Feel free to slice onions, potatoes, carrots, celery and throw them in there if you like (the roast goes in last).  While that does make a handy ENTIRE meal, my family doesn't like their potatoes and veggies this way.  When I'm really pressed to get dinner on the table a bag of frozen broccoli and loaf of french bread go a long way towards completing a meal.  This is also a great way to use up half empty bottles of sauces, marinades, salsa etc.  Just eliminate the coffee and seasoning salt.  If you have plenty of time, whip up some mashed potatoes, use the pan juices to make gravy and live large.

Well, the siren song of frozen sirloin patties from Sam's Club are calling...

xoxo
~S

Wednesday, October 27, 2010

Fling them aside!

Cast them off!

Today, just this morning, I have flung Monkey #2 off my back.  The TV issue, solved Monday, I guess has to qualify as #1.  But really, this morning's, was so much more fulfilling.  The details are boring, so I won't list them, but Bill and I are going to raise our glasses to taking care of bidness tonight!

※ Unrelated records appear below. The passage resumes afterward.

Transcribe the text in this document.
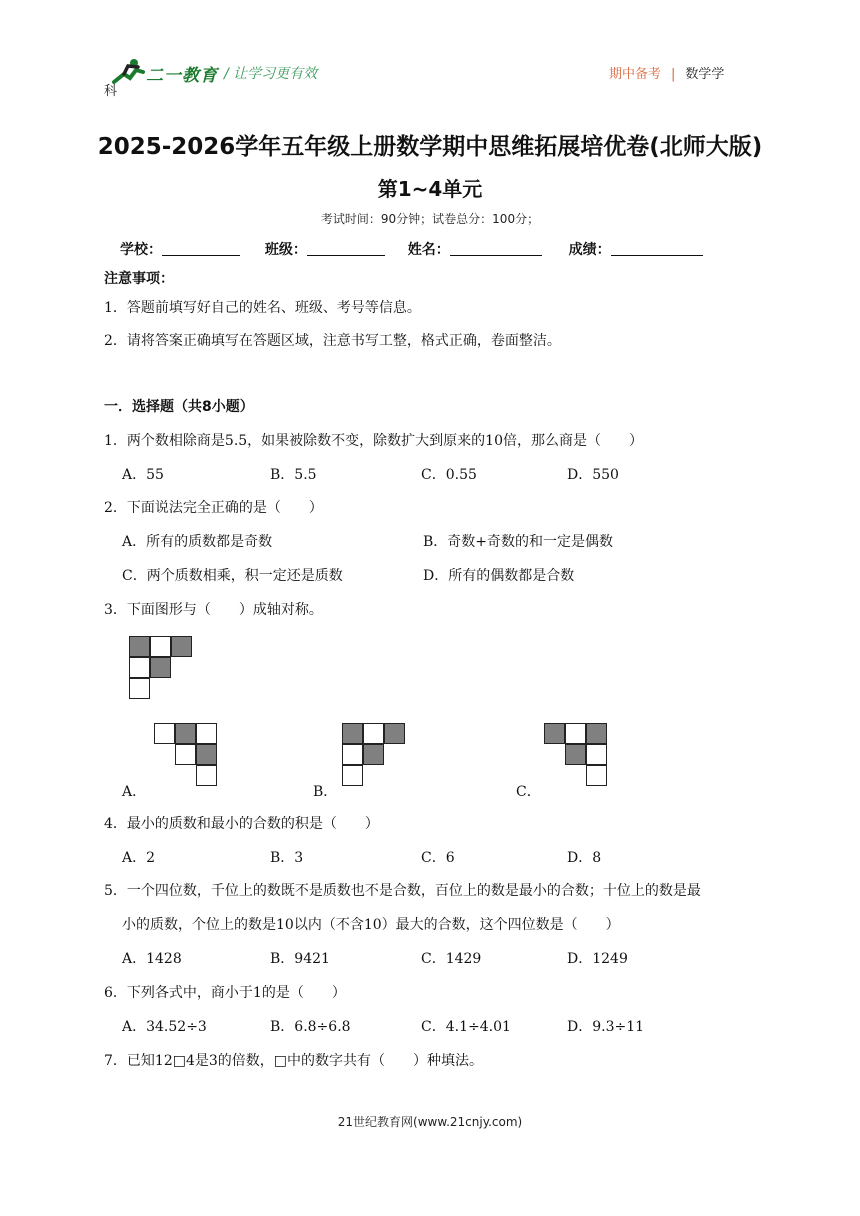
二一教育
科
/ 让学习更有效	期中备考 | 数学学
2025-2026学年五年级上册数学期中思维拓展培优卷(北师大版)
第1~4单元
考试时间：90分钟；试卷总分：100分；
学校：	班级：	姓名：	成绩：
注意事项：
1．答题前填写好自己的姓名、班级、考号等信息。
2．请将答案正确填写在答题区域，注意书写工整，格式正确，卷面整洁。
一．选择题（共8小题）
1．两个数相除商是5.5，如果被除数不变，除数扩大到原来的10倍，那么商是（　　）
A．55	B．5.5	C．0.55	D．550
2．下面说法完全正确的是（　　）
A．所有的质数都是奇数	B．奇数+奇数的和一定是偶数
C．两个质数相乘，积一定还是质数	D．所有的偶数都是合数
3．下面图形与（　　）成轴对称。
A．	B．	C．
4．最小的质数和最小的合数的积是（　　）
A．2	B．3	C．6	D．8
5．一个四位数，千位上的数既不是质数也不是合数，百位上的数是最小的合数；十位上的数是最
小的质数，个位上的数是10以内（不含10）最大的合数，这个四位数是（　　）
A．1428	B．9421	C．1429	D．1249
6．下列各式中，商小于1的是（　　）
A．34.52÷3	B．6.8÷6.8	C．4.1÷4.01	D．9.3÷11
7．已知12□4是3的倍数，□中的数字共有（　　）种填法。
21世纪教育网(www.21cnjy.com)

And before anyone goes off getting all...I hate Sherri and her perfect, monkey flung off, life...just know there are plenty where that one came from.  My life is by any measure NOT perfect.

One monkey at a time.
Even though I tend to want to take on the whole zoo in one massive, life altering, glorious, hard left turning change, the world in general, seems not to want to cooperate.
So I will settle for one at time, and be glad it's gone.
And really hope we didn't just make room for a new one. Hardee har har.  That would be a drag!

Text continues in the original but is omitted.